Have your New Year’s resolutions stalled? If so, you’re in good company. According to research by University of Scranton Professor John C Norcross, less than 10% of New Year’s resolutions are achieved.
Most New Year’s resolutions target health goals, like losing weight or exercising more. These are lofty ideals and often hard to implement, meaning the overall success rate is low. But there are ways to improve your chances of success. When people focus on the practice or the process, rather than the end-point, they’re more likely to succeed – and to sustain the results for the long term. It’s less about goals and more about creating habits: slowly building one action upon another, until it becomes the new normal.
If exercising more is part of your strategy for aging better, it is helpful to understand how new habits are formed.
Habits are the compound interest of self-improvement
Understand that goals are about the results you want to achieve, and daily habits are the systems in place that lead to those results. Success is the product of daily habits as opposed to a once-in-your-life transformation.
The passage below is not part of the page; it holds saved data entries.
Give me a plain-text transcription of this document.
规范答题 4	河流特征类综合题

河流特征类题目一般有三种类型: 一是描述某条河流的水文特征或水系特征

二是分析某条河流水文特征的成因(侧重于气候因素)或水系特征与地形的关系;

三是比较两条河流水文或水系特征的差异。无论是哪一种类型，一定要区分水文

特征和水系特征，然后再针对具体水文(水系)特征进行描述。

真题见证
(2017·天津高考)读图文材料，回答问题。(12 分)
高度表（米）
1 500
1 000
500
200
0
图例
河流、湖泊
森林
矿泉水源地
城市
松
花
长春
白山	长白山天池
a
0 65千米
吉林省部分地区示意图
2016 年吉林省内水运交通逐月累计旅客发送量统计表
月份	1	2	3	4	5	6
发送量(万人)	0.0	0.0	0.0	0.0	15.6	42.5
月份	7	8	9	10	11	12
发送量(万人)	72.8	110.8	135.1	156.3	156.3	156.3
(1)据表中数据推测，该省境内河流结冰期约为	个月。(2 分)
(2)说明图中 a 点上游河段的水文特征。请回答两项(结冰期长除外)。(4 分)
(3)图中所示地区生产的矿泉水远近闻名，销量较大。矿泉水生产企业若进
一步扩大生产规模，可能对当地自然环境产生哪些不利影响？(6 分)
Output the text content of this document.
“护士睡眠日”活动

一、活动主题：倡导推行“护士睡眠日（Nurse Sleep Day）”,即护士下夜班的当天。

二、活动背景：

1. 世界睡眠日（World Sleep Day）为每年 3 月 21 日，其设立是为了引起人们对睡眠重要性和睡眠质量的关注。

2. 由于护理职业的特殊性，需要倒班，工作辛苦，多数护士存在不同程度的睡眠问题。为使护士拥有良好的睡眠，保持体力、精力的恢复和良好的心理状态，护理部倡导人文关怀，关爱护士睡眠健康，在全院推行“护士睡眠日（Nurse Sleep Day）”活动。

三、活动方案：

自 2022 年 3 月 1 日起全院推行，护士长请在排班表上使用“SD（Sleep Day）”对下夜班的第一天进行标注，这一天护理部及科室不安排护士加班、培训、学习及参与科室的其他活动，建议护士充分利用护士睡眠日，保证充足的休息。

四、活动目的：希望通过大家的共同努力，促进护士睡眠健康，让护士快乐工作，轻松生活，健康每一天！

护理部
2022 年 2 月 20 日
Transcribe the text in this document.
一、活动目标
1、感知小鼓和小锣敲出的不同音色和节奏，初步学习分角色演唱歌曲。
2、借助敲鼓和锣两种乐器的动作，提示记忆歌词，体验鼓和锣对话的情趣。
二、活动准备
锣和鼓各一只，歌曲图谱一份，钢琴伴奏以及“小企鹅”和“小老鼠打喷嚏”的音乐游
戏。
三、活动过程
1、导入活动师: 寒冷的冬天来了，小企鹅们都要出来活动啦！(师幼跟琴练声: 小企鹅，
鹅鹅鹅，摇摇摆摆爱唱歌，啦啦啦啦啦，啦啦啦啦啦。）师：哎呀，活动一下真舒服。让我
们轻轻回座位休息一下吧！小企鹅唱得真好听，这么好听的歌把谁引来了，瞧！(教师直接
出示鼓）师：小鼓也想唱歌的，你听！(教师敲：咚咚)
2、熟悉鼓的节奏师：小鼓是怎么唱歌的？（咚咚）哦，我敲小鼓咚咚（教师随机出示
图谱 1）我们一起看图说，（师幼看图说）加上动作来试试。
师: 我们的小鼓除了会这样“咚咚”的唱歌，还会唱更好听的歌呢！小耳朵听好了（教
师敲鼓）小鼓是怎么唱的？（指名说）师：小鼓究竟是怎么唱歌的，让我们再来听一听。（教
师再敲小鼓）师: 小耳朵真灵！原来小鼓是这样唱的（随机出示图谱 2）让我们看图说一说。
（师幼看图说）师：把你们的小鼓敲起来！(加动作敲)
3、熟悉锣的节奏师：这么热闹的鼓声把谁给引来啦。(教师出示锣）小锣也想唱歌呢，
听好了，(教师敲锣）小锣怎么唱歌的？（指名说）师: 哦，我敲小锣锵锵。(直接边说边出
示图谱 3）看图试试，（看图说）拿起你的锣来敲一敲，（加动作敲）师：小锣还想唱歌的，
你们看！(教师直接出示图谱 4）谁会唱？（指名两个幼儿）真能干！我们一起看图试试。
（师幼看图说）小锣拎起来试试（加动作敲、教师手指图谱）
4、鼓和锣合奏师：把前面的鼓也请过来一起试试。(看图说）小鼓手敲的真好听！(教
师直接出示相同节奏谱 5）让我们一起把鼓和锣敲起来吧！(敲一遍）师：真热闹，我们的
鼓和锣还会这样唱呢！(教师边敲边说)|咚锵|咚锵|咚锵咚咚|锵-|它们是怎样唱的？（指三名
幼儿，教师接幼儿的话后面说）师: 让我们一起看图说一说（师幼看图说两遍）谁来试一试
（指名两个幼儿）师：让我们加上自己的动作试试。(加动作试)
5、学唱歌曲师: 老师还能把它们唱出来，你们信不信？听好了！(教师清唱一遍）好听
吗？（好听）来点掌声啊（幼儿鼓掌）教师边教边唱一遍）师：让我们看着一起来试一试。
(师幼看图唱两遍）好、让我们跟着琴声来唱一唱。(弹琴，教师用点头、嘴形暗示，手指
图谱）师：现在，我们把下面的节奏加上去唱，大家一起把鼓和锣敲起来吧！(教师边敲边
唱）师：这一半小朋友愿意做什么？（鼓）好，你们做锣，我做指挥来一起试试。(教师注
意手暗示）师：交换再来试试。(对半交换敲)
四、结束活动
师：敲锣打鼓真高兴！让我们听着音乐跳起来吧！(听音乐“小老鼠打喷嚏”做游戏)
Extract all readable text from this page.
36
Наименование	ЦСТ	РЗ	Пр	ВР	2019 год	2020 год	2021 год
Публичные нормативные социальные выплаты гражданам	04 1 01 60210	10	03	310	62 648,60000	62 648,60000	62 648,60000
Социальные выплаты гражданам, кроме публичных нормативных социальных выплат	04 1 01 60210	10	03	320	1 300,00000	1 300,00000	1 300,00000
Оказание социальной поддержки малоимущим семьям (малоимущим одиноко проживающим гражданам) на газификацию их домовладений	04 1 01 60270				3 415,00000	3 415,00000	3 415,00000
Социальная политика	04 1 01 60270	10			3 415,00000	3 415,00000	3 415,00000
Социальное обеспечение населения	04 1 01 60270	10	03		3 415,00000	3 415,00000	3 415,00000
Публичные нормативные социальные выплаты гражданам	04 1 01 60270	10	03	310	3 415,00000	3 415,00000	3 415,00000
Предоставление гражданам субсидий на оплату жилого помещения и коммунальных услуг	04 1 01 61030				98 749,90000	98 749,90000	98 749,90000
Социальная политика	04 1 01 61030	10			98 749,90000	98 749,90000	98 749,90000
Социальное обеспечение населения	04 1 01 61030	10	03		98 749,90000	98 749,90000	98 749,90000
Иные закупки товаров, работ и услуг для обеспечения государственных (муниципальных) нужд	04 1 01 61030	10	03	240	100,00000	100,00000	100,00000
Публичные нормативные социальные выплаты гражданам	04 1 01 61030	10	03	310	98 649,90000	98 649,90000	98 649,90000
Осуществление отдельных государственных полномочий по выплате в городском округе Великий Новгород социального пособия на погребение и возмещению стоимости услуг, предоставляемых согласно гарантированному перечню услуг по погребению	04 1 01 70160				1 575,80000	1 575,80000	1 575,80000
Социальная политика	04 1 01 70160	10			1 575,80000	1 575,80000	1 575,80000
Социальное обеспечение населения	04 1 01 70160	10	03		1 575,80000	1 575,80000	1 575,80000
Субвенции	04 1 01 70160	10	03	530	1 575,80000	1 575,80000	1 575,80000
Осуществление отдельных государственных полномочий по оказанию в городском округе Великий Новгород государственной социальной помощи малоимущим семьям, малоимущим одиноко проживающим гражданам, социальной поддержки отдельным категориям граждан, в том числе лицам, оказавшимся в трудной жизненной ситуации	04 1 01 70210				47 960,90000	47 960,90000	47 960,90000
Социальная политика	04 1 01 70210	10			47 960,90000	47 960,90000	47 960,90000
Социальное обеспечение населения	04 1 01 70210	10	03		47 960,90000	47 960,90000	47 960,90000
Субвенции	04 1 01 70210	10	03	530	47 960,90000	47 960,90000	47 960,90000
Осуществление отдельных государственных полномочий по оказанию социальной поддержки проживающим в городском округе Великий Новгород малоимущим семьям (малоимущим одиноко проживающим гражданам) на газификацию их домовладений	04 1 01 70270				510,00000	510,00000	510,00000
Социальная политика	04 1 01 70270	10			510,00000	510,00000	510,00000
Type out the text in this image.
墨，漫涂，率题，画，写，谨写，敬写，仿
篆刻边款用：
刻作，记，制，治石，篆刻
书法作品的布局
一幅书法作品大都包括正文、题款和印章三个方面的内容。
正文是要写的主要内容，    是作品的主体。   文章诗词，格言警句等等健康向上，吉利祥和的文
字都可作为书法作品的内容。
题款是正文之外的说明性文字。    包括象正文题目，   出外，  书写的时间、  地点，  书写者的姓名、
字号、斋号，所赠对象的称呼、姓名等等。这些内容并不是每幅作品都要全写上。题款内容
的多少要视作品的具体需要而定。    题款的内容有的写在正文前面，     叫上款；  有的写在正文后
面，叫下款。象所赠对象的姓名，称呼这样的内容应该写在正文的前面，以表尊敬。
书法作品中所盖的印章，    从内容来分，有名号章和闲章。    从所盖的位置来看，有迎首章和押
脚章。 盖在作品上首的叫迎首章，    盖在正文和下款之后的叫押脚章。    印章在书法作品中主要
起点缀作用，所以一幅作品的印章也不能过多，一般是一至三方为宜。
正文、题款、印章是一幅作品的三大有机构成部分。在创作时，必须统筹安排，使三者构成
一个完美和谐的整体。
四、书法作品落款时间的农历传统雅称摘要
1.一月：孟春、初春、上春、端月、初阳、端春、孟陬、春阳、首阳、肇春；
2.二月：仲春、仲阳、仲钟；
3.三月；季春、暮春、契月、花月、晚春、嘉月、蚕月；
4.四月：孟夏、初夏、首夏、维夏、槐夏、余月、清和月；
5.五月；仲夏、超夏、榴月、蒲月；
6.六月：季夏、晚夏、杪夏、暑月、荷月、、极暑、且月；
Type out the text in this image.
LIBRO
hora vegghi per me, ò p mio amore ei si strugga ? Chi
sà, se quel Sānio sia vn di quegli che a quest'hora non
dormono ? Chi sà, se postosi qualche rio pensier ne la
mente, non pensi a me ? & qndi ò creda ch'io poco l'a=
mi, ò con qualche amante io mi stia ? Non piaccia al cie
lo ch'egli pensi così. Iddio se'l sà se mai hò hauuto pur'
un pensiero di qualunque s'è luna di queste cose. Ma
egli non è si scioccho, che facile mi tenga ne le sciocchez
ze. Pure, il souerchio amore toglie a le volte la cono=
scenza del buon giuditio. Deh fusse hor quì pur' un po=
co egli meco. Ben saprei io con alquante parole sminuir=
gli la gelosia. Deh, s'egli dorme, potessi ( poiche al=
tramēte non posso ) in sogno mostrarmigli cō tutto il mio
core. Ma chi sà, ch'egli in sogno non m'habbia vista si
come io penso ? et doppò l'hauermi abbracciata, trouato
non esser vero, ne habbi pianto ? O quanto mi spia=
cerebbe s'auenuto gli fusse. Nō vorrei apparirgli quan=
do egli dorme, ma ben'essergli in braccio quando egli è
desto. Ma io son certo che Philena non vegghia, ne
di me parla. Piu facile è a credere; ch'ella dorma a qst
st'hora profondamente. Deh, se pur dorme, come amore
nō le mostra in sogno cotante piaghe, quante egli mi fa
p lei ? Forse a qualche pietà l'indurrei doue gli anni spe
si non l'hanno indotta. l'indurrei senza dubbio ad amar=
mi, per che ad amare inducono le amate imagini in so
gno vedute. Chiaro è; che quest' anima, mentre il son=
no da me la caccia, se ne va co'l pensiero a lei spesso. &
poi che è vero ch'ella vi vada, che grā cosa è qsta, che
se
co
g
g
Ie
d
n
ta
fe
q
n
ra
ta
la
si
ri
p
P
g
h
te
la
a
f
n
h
One of the best ways to build a new habit is to identify a current habit and stack a new behaviour on top. For example, as part of your walk, introduce 10 standing push-ups at the end. Over time, increase the number of push-ups.
Recognising habit cues
Our habits are triggered by cues. For example, we brush our teeth just before going to bed. The bigger the cues in our immediate environment, the harder the habit is to ignore. Cues to trigger exercise might be leaving out your walking shoes or laying out your exercise gear the night before.
Join a social group
One of the most effective things you can do to build a habit is to join a group. In a group you may receive approval, respect and praise, rewarding and encouraging activity.